P_rect = [Point(1, 0, 0), Point(2, 0, 5), Point(3, 5, 0), Point(4, 5, 5)] 
P_line = [Point(1, 0, 5), Point(2, 0, 0), Point(3, 0, 10), Point(3, 0, 15)]
P_rand = [Point(i, randint(0, 15), randint(0,15)) for i in xrange(0, 10)] 


print "**Rectangle**"
print "> NearestNeighbour: %i" % getPathSum(nearestNeighbour(P_rect))
print "> ClosestPair: %i" % getPathSum(closestPair(P_rect))

print "**Line**"
print "> NearestNeighbour: %i" % getPathSum(nearestNeighbour(P_line))
print "> ClosestPair: %i" % getPathSum(closestPair(P_line))

print "**Rand**"
print "> NearestNeighbour: %i" % getPathSum(nearestNeighbour(P_rand))
print "> ClosestPair: %i" % getPathSum(closestPair(P_rand))

NearestNeighbour createst shorter paths for small input graphs. For midsize input paths and big input graphs closestPair creates smaller paths. However nearestNeighbour is much faster. In conclusion, it depends on the application which heuristic is more suitable.
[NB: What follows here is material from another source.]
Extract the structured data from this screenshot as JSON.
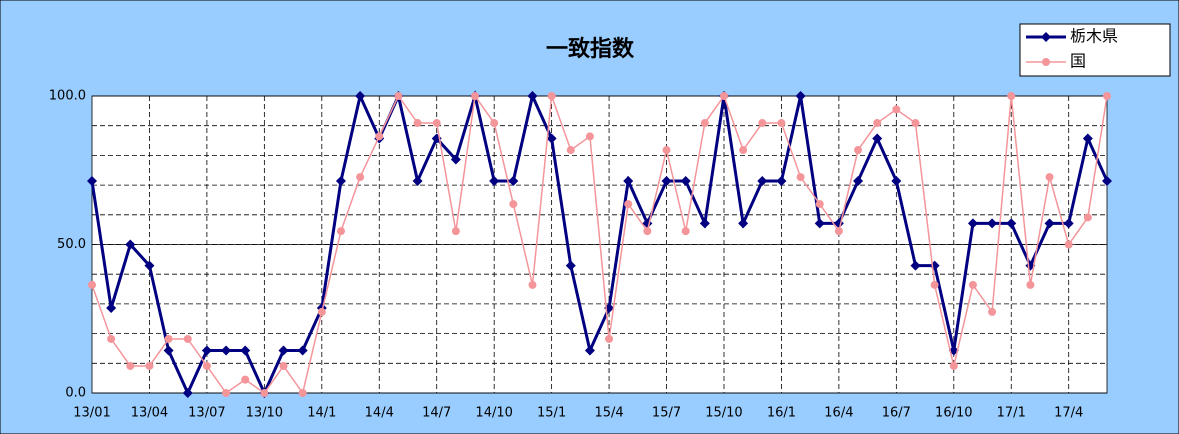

1-28. Write a function to perform integer division without using either the / or * operators. Find a fast way to do it.
Solution: A simple way to perform integer division is substracting the divisor and counting each substraction. This only works for positive numbers. (more in the comments)

def divideBySub(a, b):
    count = 0
    while a >= 0:
        a -= b
        count += 1

    return count

If we can find a bigger divisor we could speed it up. An easy way is to multipy the divisor by itself as long as it divides the denominator with a rest.

def divideBySubFaster(a, b):
    countB = 0
    lastB = b

    while a % b == 0:
        lastB = b
        b += b
        countB += 1

    b -= lastB # revert last change
    countB -= 1 # revert last change

    result = divideBySub(a, b)
    for i in xrange(0, countB):
        result += result
    
    return result

This works quite nice and can speed up the process substantially.